Figure 3a show the maximum and mean RC from 3D-FBP and 3D-OSEM reconstructions (10 mm smoothing) versus sphere diameter for the stationary phantom imaged 20 times on the DSTE PET∕CT. Figure 3b plots RC from ROImax using 3D-OSEM with three levels of smoothing. Results using FBP and∕or 2D acquisitions were similar and so numerical results for these cases are not shown.
Figure 3.
(a) Recovery coefficients of ROImax and ROImean from 3D-FBP and 3D-OSEM reconstructions versus sphere diameter for a stationary IQ phantom imaged 20 times on a DSTE PET∕CT using 10 mm smoothing (n=20). (b) Maximum recovery coefficients from 3D-OSEM reconstructions using 7, 10, and 13 mm smoothing. The sphere diameters were shifted slightly for clarity.
The SDs are indicated by the error bars in Fig. 3. Numerical values of SDs and COVs are plotted in Fig. 4, which show the impact of the choice of smoothing and analysis method (e.g., ROImax versus ROImean). These results have the following trends:
SDs were not linearly correlated with sphere size in Fig. 4a (0.05≤r2≤0.50,p>0.11).
SDs increased with reduced smoothing.
SDs from ROImax were approximately 1.5–2 times higher than from ROImean.
SDs ranged from 11.2% (2D acquisition, sharpest filter, ROImax) to 1.2% (3D acquisition, smoothest filter, ROImean) for individual spheres.
Coefficients of variation [Fig. 4b] increased for the smaller spheres due to the reduction of the RC (Fig. 3) and ranged from 2.5% to 9.8% when COVs were averaged for all six sphere diameters with the same acquisition and reconstruction.
Figure 4.
(a) Standard deviations and (b) coefficients of variation of recovery coefficients versus sphere diameter for 5 min acquisitions (n=20) of the stationary IQ phantom reconstructed with 3D-OSEM using 7, 10, and 13 mm smoothing.
Since the SDs were not linearly correlated with sphere size, we computed the average standard deviation for all six spheres from 20 repeated scans for each combination of acquisition mode (2D versus 3D), reconstruction method (FBP versus OSEM), smoothing (7, 10, and 13 mm), and analysis method (ROImax versus ROImean). These results are presented in Table 4, which show that:
SDs for FBP reconstructions were slightly higher than those for OSEM, but the differences were not statistically significant (2D p≥0.08 and 3D p≥0.24).
SDs for reconstructions of data acquired via 2D mode were significantly higher than from 3D acquisitions with the same processing parameters (p≤0.008).

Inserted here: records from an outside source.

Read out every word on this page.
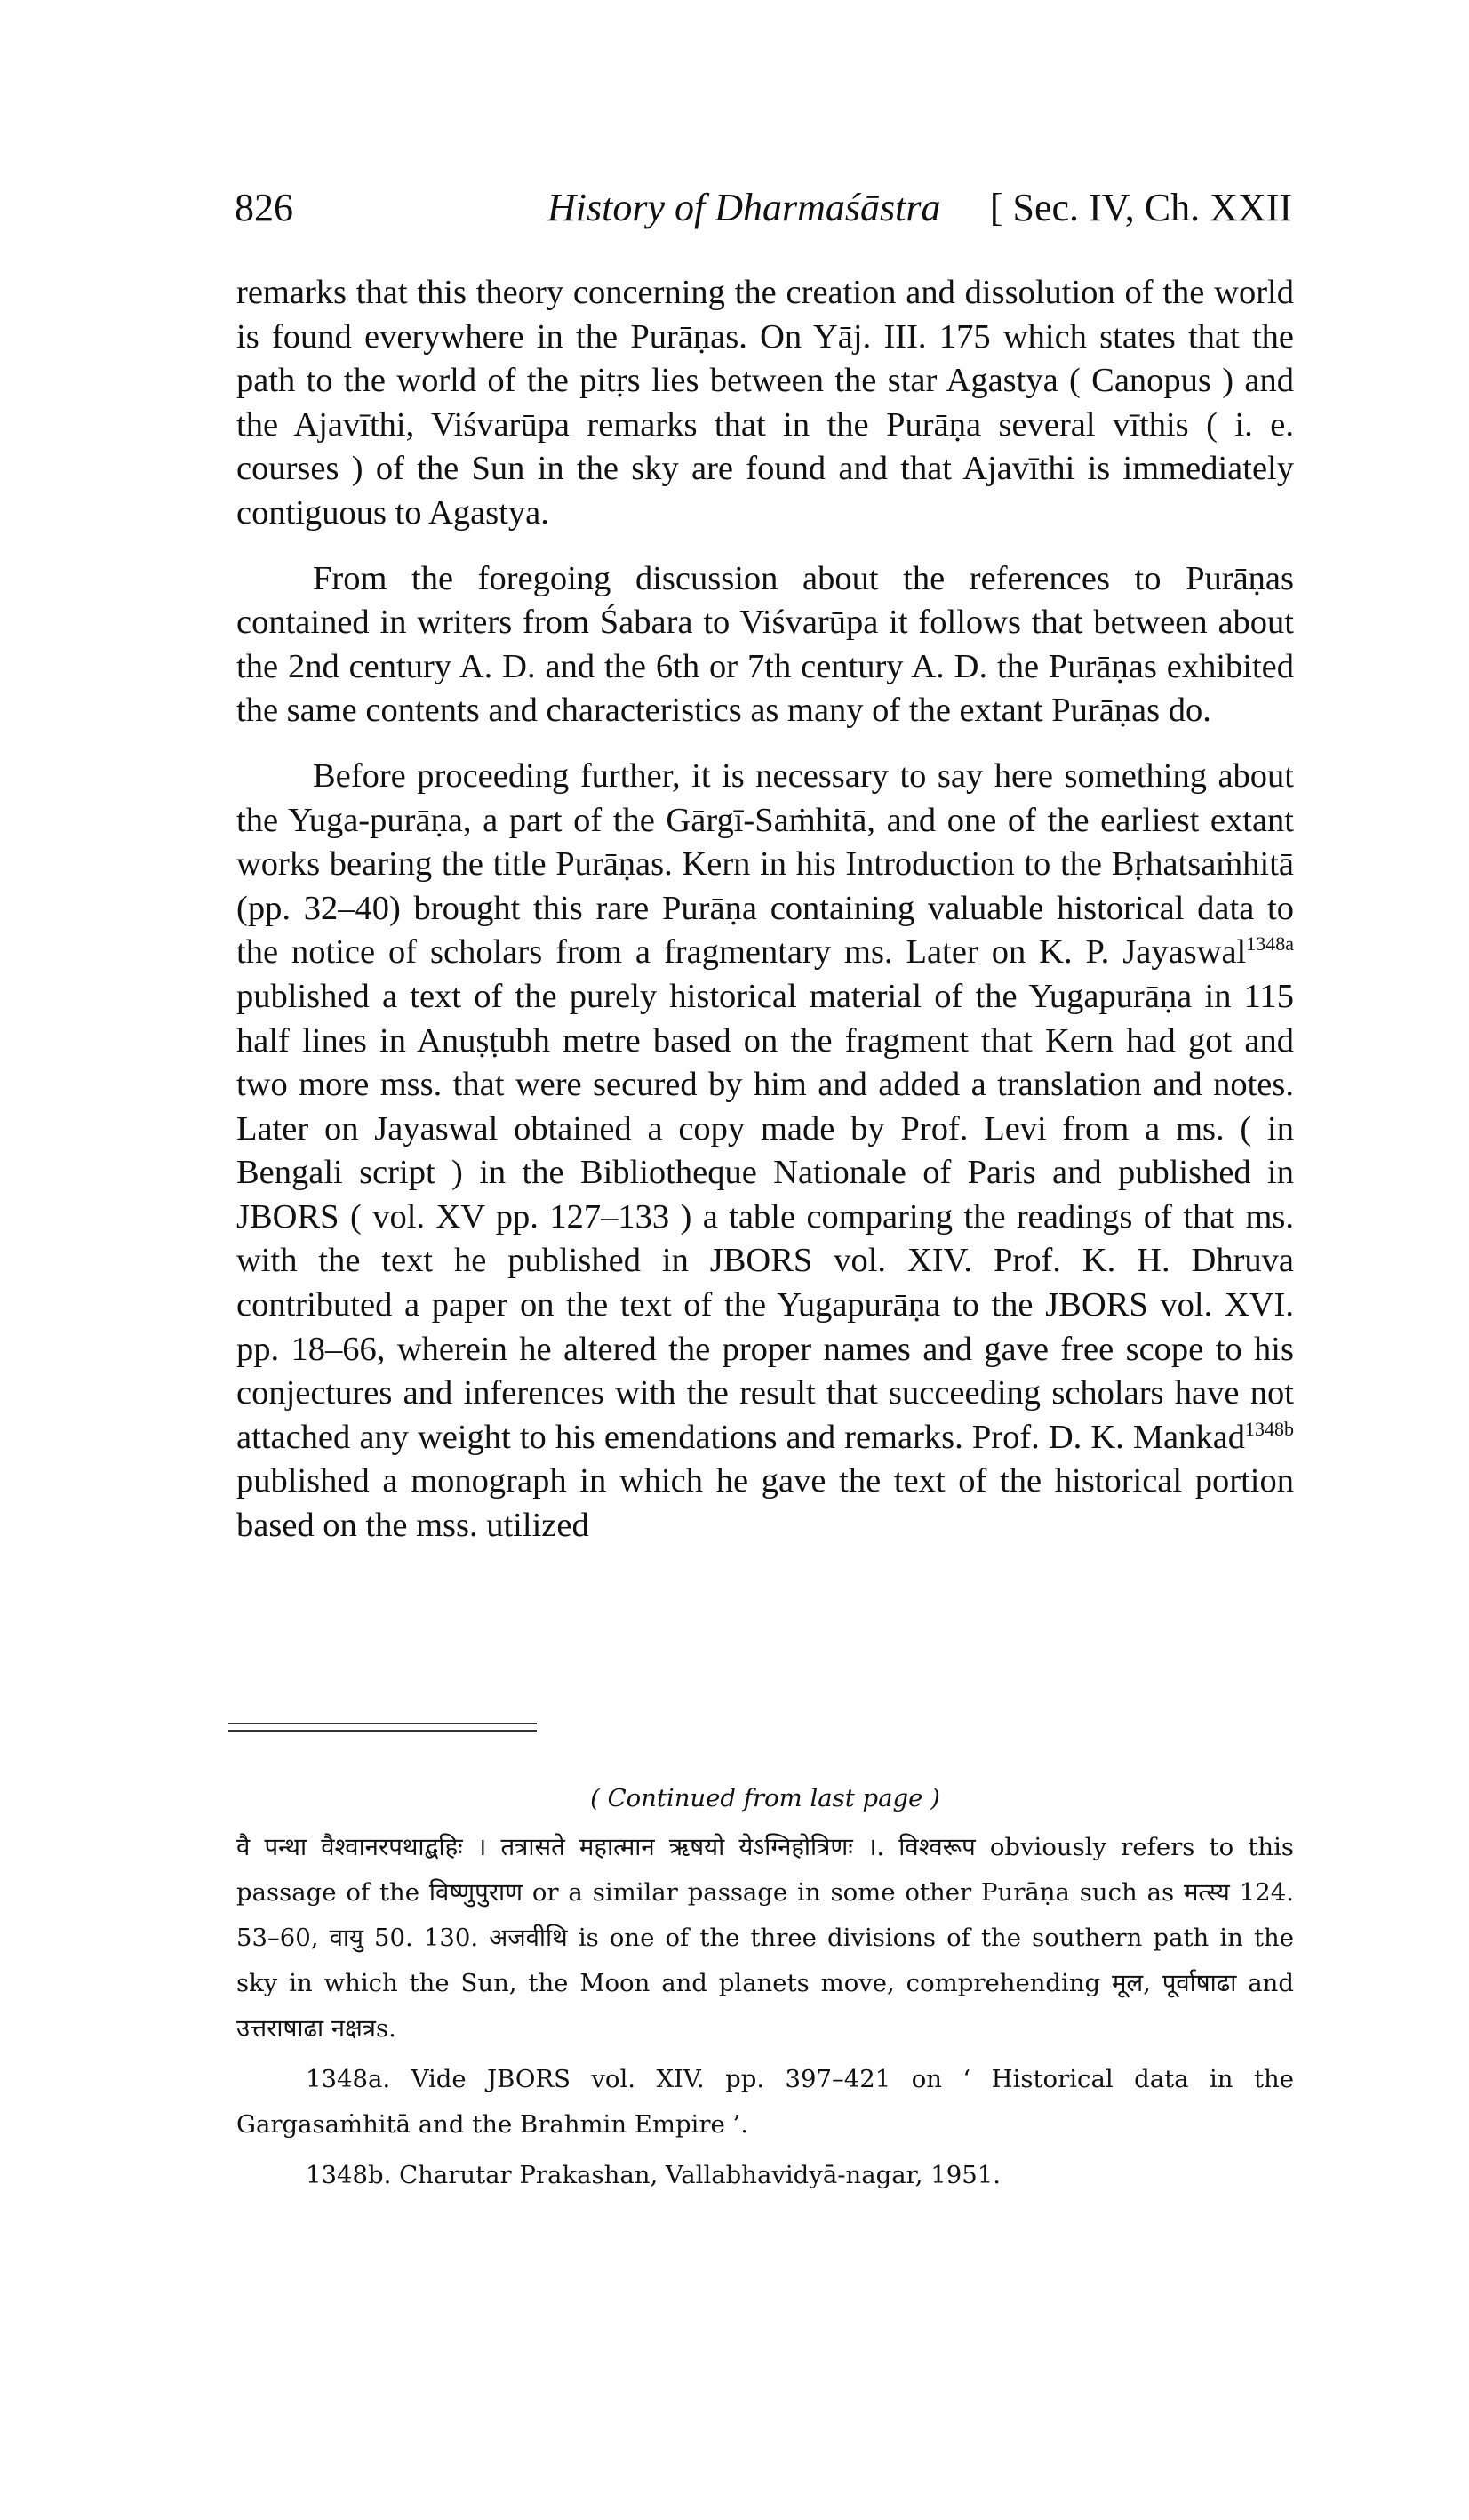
826	History of Dharmaśāstra [ Sec. IV, Ch. XXII

remarks that this theory concerning the creation and dissolution of the world is found everywhere in the Purāṇas. On Yāj. III. 175 which states that the path to the world of the pitṛs lies between the star Agastya ( Canopus ) and the Ajavīthi, Viśvarūpa remarks that in the Purāṇa several vīthis ( i. e. courses ) of the Sun in the sky are found and that Ajavīthi is immediately contiguous to Agastya.

From the foregoing discussion about the references to Purāṇas contained in writers from Śabara to Viśvarūpa it follows that between about the 2nd century A. D. and the 6th or 7th century A. D. the Purāṇas exhibited the same contents and characteristics as many of the extant Purāṇas do.

Before proceeding further, it is necessary to say here something about the Yuga-purāṇa, a part of the Gārgī-Saṁhitā, and one of the earliest extant works bearing the title Purāṇas. Kern in his Introduction to the Bṛhatsaṁhitā (pp. 32–40) brought this rare Purāṇa containing valuable historical data to the notice of scholars from a fragmentary ms. Later on K. P. Jayaswal$^{1348a}$ published a text of the purely historical material of the Yugapurāṇa in 115 half lines in Anuṣṭubh metre based on the fragment that Kern had got and two more mss. that were secured by him and added a translation and notes. Later on Jayaswal obtained a copy made by Prof. Levi from a ms. ( in Bengali script ) in the Bibliotheque Nationale of Paris and published in JBORS ( vol. XV pp. 127–133 ) a table comparing the readings of that ms. with the text he published in JBORS vol. XIV. Prof. K. H. Dhruva contributed a paper on the text of the Yugapurāṇa to the JBORS vol. XVI. pp. 18–66, wherein he altered the proper names and gave free scope to his conjectures and inferences with the result that succeeding scholars have not attached any weight to his emendations and remarks. Prof. D. K. Mankad$^{1348b}$ published a monograph in which he gave the text of the historical portion based on the mss. utilized

( Continued from last page )

वै पन्था वैश्वानरपथाद्बहिः । तत्रासते महात्मान ऋषयो येऽग्निहोत्रिणः ।. विश्वरूप obviously refers to this passage of the विष्णुपुराण or a similar passage in some other Purāṇa such as मत्स्य 124. 53–60, वायु 50. 130. अजवीथि is one of the three divisions of the southern path in the sky in which the Sun, the Moon and planets move, comprehending मूल, पूर्वाषाढा and उत्तराषाढा नक्षत्रs.

1348a. Vide JBORS vol. XIV. pp. 397–421 on ‘ Historical data in the Gargasaṁhitā and the Brahmin Empire ’.

1348b. Charutar Prakashan, Vallabhavidyā-nagar, 1951.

Increasing the amount of smoothing by 3 mm FWHM significantly reduced the SDs (p≤0.045).
SDs for RCs from ROImax were higher than corresponding SDs for RCs from ROImean (p≤0.02).
Table 4.
Standard deviations of RCs averaged over all IQ phantom spheres.
| ROI analysis | Smoothing (mm) | 2D-FBP (%) | 2D-OSEM (%) | 3D-FBP (%) | 3D-OSEM (%) |
|---|---|---|---|---|---|
| Max | 7 | 8.0 | 7.5 | 3.9 | 3.5 |
| Max | 10 | 5.7 | 5.1 | 2.7 | 2.4 |
| Max | 13 | 4.1 | 3.8 | 1.9 | 1.8 |
| Mean | 7 | 5.5 | 5.1 | 2.3 | 2.2 |
| Mean | 10 | 4.5 | 4.0 | 1.9 | 1.8 |
| Mean | 13 | 3.3 | 3.2 | 1.5 | 1.4 |
The ratio of relative noise for measures from ROImax versus ROImean averaged for all four algorithms in Table 4 decreases from 1.55 to 1.32 to 1.25 with increasing smoothing, which shows the relative noise of ROImax measures decreases with smoothing.
Two general bias trends are apparent in Fig. 3 between RCs from the repeated DSTE studies. For all 12 reconstructions of the repeated DSTE scans in Table 4,
Maximum RCs were significantly higher then mean RCs (p≤0.004) acquired using the same acquisition (2D or 3D) and reconstructed using the same method (OSEM or FBP) and smoothing (7, 10, or 13 mm).
Incremental increases in reconstruction smoothing of 3 mm FWHM significantly decreased both maximum and mean RCs (p≤0.02) acquired using the same acquisition (2D or 3D) and reconstructed using the same method (OSEM or FBP).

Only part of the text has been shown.